Engineering a thixotropic and biochemically tunable hyaluronan and collagen bioink for biofabrication of multiple tissue construct types

Abstract

AbstractThe field of three-dimensional (3D) bioprinting has advanced rapidly in recent years. Significant reduction in the costs associated with obtaining functional 3D bioprinting hardware platforms is both a cause and a result of these advances. As such, there are more laboratories than ever integrating bioprinting methodologies into their research. However, there is a lack of standards in the field of biofabrication governing any requirements or characteristics to support cross-compatibility with biomaterial bioinks, hardware, and different tissue types.
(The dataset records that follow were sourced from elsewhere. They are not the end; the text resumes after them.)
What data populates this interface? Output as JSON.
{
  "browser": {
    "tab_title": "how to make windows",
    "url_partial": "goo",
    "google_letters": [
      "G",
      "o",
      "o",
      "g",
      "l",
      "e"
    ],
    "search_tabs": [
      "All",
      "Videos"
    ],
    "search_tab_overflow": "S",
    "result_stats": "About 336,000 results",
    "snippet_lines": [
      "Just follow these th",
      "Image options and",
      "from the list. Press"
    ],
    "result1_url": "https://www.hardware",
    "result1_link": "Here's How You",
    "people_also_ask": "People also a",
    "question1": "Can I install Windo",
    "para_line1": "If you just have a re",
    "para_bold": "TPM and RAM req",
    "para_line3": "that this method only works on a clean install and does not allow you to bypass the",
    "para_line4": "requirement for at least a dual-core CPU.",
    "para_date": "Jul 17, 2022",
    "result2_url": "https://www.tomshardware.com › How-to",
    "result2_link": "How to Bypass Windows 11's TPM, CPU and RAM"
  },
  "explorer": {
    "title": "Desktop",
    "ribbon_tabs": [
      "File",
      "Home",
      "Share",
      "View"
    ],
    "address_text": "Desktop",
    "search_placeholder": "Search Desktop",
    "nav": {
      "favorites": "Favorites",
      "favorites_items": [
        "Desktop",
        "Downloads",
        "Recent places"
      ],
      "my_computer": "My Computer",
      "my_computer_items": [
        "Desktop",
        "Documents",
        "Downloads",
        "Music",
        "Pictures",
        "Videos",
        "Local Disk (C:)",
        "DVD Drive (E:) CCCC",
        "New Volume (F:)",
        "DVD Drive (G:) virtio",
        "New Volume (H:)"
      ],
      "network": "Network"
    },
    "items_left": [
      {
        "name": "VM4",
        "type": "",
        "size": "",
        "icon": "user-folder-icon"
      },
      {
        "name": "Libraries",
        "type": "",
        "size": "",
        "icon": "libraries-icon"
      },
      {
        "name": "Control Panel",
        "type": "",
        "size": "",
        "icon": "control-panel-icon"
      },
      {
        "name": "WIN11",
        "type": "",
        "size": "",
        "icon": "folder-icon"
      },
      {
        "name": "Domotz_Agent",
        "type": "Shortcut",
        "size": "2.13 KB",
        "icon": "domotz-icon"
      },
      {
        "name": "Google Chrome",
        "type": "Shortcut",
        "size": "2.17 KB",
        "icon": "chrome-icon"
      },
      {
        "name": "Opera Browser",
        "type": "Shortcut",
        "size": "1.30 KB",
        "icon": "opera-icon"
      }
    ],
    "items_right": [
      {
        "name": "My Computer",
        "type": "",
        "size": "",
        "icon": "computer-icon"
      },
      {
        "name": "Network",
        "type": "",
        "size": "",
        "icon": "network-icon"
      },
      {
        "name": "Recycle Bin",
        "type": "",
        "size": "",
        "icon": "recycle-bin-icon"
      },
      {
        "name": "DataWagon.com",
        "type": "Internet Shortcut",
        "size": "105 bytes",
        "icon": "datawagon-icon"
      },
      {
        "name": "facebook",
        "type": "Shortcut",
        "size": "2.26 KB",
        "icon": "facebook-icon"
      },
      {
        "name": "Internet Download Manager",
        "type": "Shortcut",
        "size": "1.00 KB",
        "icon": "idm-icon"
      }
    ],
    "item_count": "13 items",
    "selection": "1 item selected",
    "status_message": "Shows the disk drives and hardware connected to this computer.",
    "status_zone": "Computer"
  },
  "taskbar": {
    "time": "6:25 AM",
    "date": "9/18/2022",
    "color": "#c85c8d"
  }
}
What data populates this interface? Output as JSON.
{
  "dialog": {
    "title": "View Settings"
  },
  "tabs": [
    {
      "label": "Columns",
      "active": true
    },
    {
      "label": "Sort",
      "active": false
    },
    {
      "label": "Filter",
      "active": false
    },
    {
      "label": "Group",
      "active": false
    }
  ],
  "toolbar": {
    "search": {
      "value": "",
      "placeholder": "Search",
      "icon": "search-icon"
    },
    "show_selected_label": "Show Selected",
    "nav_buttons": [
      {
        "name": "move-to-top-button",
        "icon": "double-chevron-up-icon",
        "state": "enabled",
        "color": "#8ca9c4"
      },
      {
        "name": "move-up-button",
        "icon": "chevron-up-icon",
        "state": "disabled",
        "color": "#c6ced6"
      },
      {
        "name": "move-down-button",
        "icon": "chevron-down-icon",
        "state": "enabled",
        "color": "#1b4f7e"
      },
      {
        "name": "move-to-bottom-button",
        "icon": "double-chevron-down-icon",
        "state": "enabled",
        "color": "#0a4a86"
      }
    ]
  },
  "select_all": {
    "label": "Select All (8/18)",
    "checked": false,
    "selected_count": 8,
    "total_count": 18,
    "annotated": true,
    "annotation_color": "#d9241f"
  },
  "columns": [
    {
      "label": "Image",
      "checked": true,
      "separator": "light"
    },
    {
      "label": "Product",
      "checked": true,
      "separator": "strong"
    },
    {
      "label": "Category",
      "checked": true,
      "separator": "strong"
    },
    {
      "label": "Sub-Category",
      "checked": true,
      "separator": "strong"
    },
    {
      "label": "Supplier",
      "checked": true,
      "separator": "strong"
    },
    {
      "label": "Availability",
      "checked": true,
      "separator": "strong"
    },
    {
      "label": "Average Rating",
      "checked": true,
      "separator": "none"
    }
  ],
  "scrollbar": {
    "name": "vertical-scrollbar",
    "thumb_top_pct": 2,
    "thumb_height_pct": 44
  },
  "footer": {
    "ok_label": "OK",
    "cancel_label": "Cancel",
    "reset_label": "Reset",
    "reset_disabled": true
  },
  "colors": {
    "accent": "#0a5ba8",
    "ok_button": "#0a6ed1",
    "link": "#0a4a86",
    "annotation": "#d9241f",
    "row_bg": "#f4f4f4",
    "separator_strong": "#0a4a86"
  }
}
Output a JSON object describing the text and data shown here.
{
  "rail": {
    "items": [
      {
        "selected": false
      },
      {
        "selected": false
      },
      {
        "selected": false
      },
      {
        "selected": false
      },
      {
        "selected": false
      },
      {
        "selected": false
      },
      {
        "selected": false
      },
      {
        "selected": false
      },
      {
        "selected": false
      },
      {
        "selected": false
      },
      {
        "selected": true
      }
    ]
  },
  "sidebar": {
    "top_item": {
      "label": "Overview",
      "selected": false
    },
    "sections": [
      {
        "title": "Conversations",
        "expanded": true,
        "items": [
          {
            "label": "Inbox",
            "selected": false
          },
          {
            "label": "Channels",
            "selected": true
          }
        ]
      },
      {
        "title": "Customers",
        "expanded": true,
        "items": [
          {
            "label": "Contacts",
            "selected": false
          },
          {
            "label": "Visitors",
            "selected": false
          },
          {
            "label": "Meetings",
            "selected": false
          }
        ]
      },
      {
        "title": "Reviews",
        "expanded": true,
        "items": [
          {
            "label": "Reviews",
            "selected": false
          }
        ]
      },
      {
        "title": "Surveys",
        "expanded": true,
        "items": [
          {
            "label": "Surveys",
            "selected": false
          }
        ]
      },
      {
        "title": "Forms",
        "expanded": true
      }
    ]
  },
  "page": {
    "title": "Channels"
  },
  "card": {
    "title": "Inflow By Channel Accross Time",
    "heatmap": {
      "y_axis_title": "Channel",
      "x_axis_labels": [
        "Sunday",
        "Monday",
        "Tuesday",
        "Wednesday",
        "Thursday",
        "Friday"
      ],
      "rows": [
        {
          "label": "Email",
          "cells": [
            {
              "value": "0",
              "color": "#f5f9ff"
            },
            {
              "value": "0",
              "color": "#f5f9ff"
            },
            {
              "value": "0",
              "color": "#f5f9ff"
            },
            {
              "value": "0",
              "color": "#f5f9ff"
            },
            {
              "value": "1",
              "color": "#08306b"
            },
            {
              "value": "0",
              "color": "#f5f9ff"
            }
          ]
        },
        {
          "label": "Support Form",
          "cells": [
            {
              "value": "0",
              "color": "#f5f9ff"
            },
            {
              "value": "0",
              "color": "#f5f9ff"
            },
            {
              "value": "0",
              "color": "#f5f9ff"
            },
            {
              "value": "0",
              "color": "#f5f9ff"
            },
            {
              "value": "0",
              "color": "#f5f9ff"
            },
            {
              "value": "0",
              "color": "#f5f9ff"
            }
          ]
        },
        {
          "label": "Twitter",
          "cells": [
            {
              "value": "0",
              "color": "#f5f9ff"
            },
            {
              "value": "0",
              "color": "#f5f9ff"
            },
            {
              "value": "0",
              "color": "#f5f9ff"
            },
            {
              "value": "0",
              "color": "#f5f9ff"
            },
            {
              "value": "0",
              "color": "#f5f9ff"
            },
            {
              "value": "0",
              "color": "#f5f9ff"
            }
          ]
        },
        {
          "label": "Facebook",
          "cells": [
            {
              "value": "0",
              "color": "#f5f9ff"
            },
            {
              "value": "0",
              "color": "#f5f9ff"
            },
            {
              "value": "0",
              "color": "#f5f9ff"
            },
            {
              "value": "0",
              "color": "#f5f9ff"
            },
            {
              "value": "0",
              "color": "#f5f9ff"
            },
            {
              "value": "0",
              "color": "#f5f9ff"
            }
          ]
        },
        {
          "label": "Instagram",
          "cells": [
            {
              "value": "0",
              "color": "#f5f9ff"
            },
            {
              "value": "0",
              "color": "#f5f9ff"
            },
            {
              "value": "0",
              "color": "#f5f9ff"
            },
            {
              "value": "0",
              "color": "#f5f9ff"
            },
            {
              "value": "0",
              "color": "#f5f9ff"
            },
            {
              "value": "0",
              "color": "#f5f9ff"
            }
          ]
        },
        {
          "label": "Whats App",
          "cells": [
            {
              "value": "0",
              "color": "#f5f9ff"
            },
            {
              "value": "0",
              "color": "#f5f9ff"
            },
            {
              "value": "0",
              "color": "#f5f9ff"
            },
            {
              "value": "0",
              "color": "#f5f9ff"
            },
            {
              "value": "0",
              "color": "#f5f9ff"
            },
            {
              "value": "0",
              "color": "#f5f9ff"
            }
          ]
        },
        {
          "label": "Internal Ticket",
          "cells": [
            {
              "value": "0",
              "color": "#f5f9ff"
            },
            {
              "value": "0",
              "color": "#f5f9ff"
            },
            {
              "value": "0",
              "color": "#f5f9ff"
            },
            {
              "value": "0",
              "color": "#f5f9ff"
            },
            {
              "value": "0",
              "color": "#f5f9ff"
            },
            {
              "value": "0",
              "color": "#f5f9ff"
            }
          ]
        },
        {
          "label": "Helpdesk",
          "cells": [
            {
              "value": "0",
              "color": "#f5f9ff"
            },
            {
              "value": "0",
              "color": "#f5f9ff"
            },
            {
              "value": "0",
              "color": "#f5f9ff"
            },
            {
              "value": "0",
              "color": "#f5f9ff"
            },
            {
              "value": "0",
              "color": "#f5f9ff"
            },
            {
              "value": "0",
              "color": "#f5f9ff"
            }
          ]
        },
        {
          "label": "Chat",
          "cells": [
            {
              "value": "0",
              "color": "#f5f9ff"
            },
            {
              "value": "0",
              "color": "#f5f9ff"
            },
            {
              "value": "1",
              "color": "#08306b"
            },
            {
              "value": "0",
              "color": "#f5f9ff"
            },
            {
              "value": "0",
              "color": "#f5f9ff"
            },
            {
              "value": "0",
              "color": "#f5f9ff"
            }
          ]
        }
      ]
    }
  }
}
Here we describe a modular extracellular matrix (ECM) inspired bioink comprised of collagen and hyaluronic acid base components that: 1) employ reversible internal hydrogen bonding forces to generate thixotropic materials that dynamically reduce their elastic moduli in response to increased shear stress, thus enabling increased compatibility with printing hardware; and 2) modular addons in the form of chemically-modified fibronectin and laminin that when covalently bound within the bioink support a variety of tissue types, including liver, neural, muscle, pancreatic islet, and adipose tissue. These features aim to accelerate the deployment of such bioinks for tissue engineering of functional constructs in the hands of various end users.